Between stx-1 and stx-2, stx-2 is the most important virulence factor associated with human diseases and is about 400 folds more toxic to mice than stx-1 (2, 20). Our findings revealed that 10 of 11 (90.91%) STEC O157 strains isolated in this study contained the stx-2 gene. In contrast, only 2 (18.18%) of these strains contained the stx-1 gene. Similar results were noted by Mellor et al. in the United States (73%), Vicente et al. in Brazil (31.5%) and Leotta et al. in both New Zealand (89%) and Argentina (91%) indicated that the prevalence of stx-2 was much higher than that of stx-1 (6, 21, 22). These findings showed that stx-2 played a major role as a virulence factor in STEC O157 infections in Tabriz. Therefore, designing and employing rapid diagnosis tests based on the detection of this toxin can accelerate the speed of infection detection.

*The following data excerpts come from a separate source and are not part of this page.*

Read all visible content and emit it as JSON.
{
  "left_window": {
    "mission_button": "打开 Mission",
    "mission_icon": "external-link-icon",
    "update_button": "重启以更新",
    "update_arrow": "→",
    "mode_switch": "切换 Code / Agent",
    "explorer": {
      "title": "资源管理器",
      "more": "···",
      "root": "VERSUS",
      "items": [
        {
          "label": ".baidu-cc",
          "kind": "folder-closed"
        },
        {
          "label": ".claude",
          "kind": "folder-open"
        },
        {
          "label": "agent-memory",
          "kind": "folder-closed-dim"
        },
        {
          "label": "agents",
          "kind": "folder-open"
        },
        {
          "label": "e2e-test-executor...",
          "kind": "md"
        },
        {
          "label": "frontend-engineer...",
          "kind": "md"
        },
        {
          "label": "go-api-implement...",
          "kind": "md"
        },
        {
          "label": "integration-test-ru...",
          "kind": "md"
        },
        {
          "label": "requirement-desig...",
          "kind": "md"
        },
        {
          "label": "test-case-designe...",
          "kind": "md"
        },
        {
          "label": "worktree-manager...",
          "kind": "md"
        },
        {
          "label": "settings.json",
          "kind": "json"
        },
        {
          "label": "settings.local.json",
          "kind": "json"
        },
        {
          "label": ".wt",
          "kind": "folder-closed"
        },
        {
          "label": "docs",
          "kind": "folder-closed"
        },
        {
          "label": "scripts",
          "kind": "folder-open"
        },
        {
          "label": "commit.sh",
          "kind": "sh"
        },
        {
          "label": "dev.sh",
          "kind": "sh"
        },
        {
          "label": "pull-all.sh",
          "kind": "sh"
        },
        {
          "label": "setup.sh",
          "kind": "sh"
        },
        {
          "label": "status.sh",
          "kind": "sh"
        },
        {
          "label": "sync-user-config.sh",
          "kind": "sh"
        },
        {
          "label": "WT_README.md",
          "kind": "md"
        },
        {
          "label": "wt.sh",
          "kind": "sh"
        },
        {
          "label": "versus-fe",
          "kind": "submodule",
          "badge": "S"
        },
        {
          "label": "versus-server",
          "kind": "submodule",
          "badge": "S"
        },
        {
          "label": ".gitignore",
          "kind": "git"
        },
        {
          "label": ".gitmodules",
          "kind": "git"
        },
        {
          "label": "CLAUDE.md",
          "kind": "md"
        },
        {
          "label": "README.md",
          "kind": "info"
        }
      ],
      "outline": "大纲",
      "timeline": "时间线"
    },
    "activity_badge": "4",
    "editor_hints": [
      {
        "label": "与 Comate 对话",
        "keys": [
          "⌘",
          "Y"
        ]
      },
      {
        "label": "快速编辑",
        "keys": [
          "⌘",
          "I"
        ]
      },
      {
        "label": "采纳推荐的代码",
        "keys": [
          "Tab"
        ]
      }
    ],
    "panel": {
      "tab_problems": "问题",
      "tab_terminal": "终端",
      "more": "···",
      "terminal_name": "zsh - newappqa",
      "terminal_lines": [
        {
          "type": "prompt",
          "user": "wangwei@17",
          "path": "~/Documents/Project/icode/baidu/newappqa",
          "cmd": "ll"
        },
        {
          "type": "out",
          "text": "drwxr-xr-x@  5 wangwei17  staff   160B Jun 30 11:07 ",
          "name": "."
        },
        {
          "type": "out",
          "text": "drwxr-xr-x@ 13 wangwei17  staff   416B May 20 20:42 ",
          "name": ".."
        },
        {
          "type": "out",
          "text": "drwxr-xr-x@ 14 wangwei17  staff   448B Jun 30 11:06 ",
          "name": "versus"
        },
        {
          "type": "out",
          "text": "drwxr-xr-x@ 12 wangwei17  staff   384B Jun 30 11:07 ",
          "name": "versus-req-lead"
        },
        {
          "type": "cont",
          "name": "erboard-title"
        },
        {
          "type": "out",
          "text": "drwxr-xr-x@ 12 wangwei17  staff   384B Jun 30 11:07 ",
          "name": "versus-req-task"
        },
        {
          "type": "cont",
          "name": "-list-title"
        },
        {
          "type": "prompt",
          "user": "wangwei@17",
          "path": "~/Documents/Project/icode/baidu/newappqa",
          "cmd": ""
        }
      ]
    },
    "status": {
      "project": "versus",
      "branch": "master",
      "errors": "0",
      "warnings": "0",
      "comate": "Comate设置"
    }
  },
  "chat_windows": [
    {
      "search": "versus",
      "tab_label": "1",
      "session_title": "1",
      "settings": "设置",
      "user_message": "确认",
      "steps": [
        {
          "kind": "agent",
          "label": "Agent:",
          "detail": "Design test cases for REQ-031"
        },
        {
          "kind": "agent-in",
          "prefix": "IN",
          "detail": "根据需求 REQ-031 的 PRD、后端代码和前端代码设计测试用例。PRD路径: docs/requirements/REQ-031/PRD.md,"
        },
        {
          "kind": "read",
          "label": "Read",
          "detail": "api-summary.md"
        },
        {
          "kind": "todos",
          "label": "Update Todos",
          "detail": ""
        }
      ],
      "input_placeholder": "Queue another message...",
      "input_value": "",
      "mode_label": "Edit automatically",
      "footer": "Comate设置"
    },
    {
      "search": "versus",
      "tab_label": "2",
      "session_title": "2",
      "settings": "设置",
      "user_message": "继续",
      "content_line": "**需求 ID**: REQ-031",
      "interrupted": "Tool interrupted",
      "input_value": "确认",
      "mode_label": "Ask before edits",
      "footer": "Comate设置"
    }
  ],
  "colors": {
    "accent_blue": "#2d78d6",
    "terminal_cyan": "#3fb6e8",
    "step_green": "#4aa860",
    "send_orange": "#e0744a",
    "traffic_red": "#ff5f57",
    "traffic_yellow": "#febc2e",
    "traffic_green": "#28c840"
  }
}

Intimin is the key adherence factor for STEC and a strong association has been reported between carriage of eae gene and the ability of STEC strains to cause severe human diseases (23); however, only 5 (45.45%) of these 11 strains contained the eae gene, suggesting that these strains produced additional virulence factors to compensate for the absence of the eae gene. Tahamtan and Namvari reported that 22.23% of the isolates possessed the eae gene (24). Pizarro et al. (11) noted that only 6% of the samples harbored the eae gene, while Bonyadian et al. (25) reported that none of their isolates had the eae gene. As a result, working on some additional adherence factors for STEC strains can be useful. The O157 strains isolated in this study only showed some degrees of resistance against doxycycline, an antibiotic in the tetracycline class. This is in accordance with earlier studies performed in Iran (18, 26). For example, Mazaheri et al. (18) noted that all of the isolated strains were resistant to tetracycline. Jafari et al. (26) also reported a high rate of resistance to tetracycline. In other areas such as China and India, resistance to doxycycline has also been reported (3, 27). This recommends that a tetracycline family antibiotic can be the drug of choice to be used in therapies or even as a prophylactic agent.
Currently, treatment of STEC O157 infection with antibiotics is arguable. In the United States, antibiotic therapy is not recommended for the treatment of O157 STEC infections because of the potential for releasing of shiga toxin and the possibility of HUS (10). However, a chemically synthesized analog of shiga toxin receptor Gb3 that could absorb the toxin is in the clinical trial phase (28). Our study alongside with this clinical trial can be used as a combination therapy and an effective treatment in curing patients with STEC infections. Finding the low frequency of STEC O157 and the high susceptibility rate of isolates to the tested antibiotics in this study, STEC O157 has still not become a major problem in Tabriz. Although, we recommend that comprehensive microbiological surveillance programs that provide early warnings and limit the scale of possible outbreaks would be essential.